Compare the distribution between the train and test sets.

### Interesting findings:

* Maximum trace time: **18.2 minutes**
* Many train traces took less than a minute to complete, while test traces always take more than a minute.
    * The distribution of test trace completion times looks suspiciously like the train distribution shifted by 1 minute.
* Roughly 2.0% of train traces took more than **5 minutes** to complete, compared to 4.8% of test traces.
    * Roughly 2.7% of test traces took more than **6 minutes** to complete.
* Minor data quality issue: The file **../input/indoor-location-navigation/train/5cd56b83e2acfd2d33b5cab0/B2/5cf72539e9d9c9000852f45b.txt** does not have an 'endTime' line.

In [None]:
import numpy as np
import matplotlib.pyplot as plt
import glob

path_train = '../input/indoor-location-navigation/train/*/*/*'
path_test = '../input/indoor-location-navigation/test/*'

def get_time_diffs(path, train=True, n_files=-1):    
    # Get file paths and initialize return list
    all_files = glob.glob(path)
    time_diffs = []
    trace_ids = []
    
    # Loop through each file
    for f in all_files:
        
        # Get the trace text
        with open(f) as f_contents:
            lines = f_contents.readlines()
        
        try:
            if train:
                # '#\tstartTime:1560913369586\n'
                start_time = int(lines[0].replace('\n', '').split(':')[-1])
                end_time = int(lines[-1].replace('\n', '').split(':')[-1])
            else:
                # '#\tstartTime\t0000000000000\n'
                start_time = int(lines[0].replace('\n', '').split('\t')[-1])
                end_time = int(lines[-1].replace('\n', '').split('\t')[-1])
        except:
            print('Unable to parse for file: {}'.format(f))
        
        # Append results
        time_diffs.append((end_time - start_time)/(1000*60))
        
    return time_diffs
        
train_diffs = get_time_diffs(path_train)
test_diffs = get_time_diffs(path_test, train=False)

In [None]:
bins = np.linspace(0, int(max(train_diffs + test_diffs)) + 1, 100)
plt.hist(train_diffs, bins, alpha=0.5, label='train', density=True)
plt.hist(test_diffs, bins, alpha=0.5, label='test', density=True)
plt.legend(loc='upper right')
plt.xlabel("Trace Completion Time (minutes)")
plt.tight_layout()
plt.show()

In [None]:
print('Minimum train trace time: {}'.format(min(train_diffs)))
print('Minimum test trace time: {}'.format(min(test_diffs)))
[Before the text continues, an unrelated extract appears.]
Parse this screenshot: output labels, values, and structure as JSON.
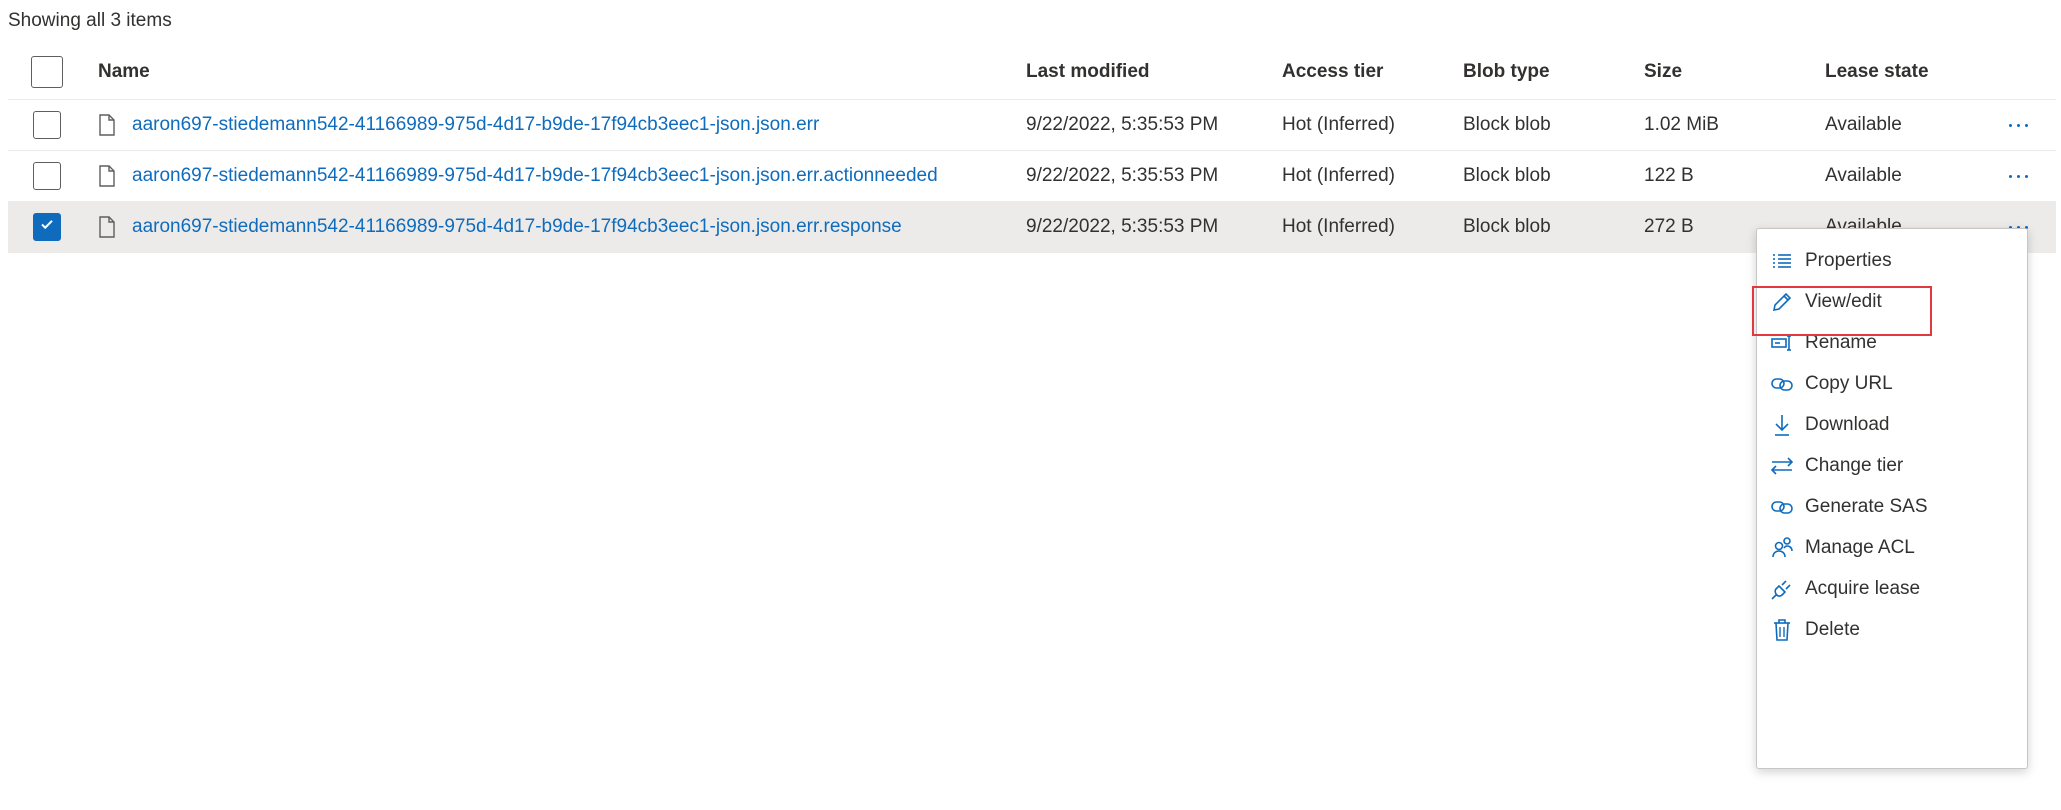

print('\nMaximum train trace time: {}'.format(max(train_diffs)))
print('Maximum test trace time: {}'.format(max(test_diffs)))
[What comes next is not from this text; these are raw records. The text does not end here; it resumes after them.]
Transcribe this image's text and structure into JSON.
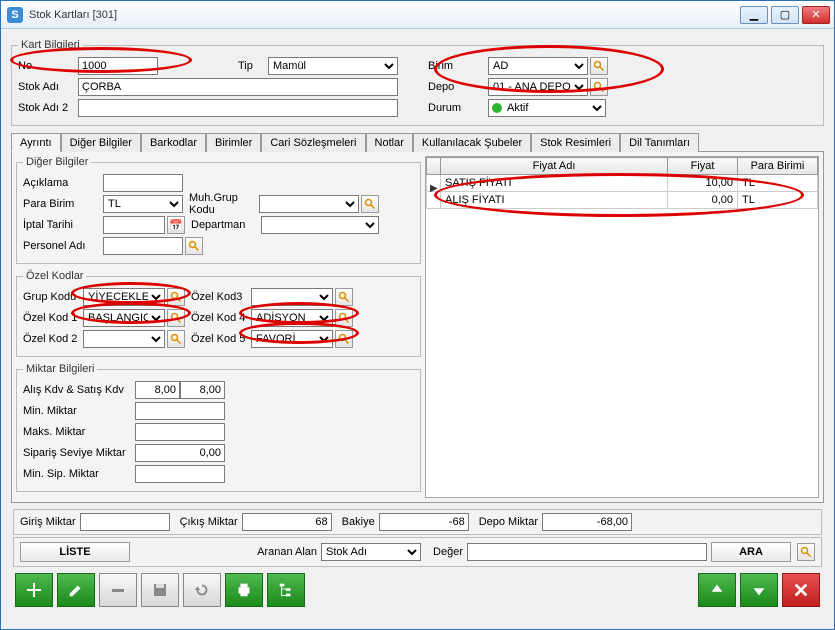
{
  "window": {
    "title": "Stok Kartları  [301]"
  },
  "kart": {
    "legend": "Kart Bilgileri",
    "no_label": "No",
    "no": "1000",
    "tip_label": "Tip",
    "tip": "Mamül",
    "birim_label": "Birim",
    "birim": "AD",
    "stokadi_label": "Stok Adı",
    "stokadi": "ÇORBA",
    "depo_label": "Depo",
    "depo": "01 - ANA DEPO",
    "stokadi2_label": "Stok Adı 2",
    "stokadi2": "",
    "durum_label": "Durum",
    "durum": "Aktif"
  },
  "tabs": [
    "Ayrıntı",
    "Diğer Bilgiler",
    "Barkodlar",
    "Birimler",
    "Cari Sözleşmeleri",
    "Notlar",
    "Kullanılacak Şubeler",
    "Stok Resimleri",
    "Dil Tanımları"
  ],
  "diger": {
    "legend": "Diğer Bilgiler",
    "aciklama_label": "Açıklama",
    "aciklama": "",
    "parabirim_label": "Para Birim",
    "parabirim": "TL",
    "muhgrup_label": "Muh.Grup Kodu",
    "muhgrup": "",
    "iptal_label": "İptal Tarihi",
    "iptal": "",
    "departman_label": "Departman",
    "departman": "",
    "personel_label": "Personel Adı",
    "personel": ""
  },
  "ozel": {
    "legend": "Özel Kodlar",
    "grup_label": "Grup Kodu",
    "grup": "YİYECEKLER",
    "k1_label": "Özel Kod 1",
    "k1": "BAŞLANGIÇLAR",
    "k2_label": "Özel Kod 2",
    "k2": "",
    "k3_label": "Özel Kod3",
    "k3": "",
    "k4_label": "Özel Kod 4",
    "k4": "ADİSYON",
    "k5_label": "Özel Kod 5",
    "k5": "FAVORİ"
  },
  "miktar": {
    "legend": "Miktar Bilgileri",
    "kdv_label": "Alış Kdv & Satış Kdv",
    "kdv_alis": "8,00",
    "kdv_satis": "8,00",
    "min_label": "Min. Miktar",
    "min": "",
    "maks_label": "Maks. Miktar",
    "maks": "",
    "siparis_label": "Sipariş Seviye Miktar",
    "siparis": "0,00",
    "minsip_label": "Min. Sip. Miktar",
    "minsip": ""
  },
  "prices": {
    "headers": [
      "Fiyat Adı",
      "Fiyat",
      "Para Birimi"
    ],
    "rows": [
      {
        "ad": "SATIŞ FİYATI",
        "fiyat": "10,00",
        "pb": "TL"
      },
      {
        "ad": "ALIŞ FİYATI",
        "fiyat": "0,00",
        "pb": "TL"
      }
    ]
  },
  "footer": {
    "giris_label": "Giriş Miktar",
    "giris": "",
    "cikis_label": "Çıkış Miktar",
    "cikis": "68",
    "bakiye_label": "Bakiye",
    "bakiye": "-68",
    "depo_label": "Depo Miktar",
    "depo": "-68,00"
  },
  "search": {
    "liste": "LİSTE",
    "aranan_label": "Aranan Alan",
    "aranan": "Stok Adı",
    "deger_label": "Değer",
    "deger": "",
    "ara": "ARA"
  }
}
tmp = sum(d > 4 for d in train_diffs)/len(train_diffs)
print('\nRatio train trace time > 5 minutes: {}'.format(tmp))
tmp = sum(d > 5 for d in test_diffs)/len(test_diffs)
print('Ratio test trace time > 5 minutes: {}'.format(tmp))
tmp = sum(d > 6 for d in test_diffs)/len(test_diffs)
print('Ratio test trace time > 6 minutes: {}'.format(tmp))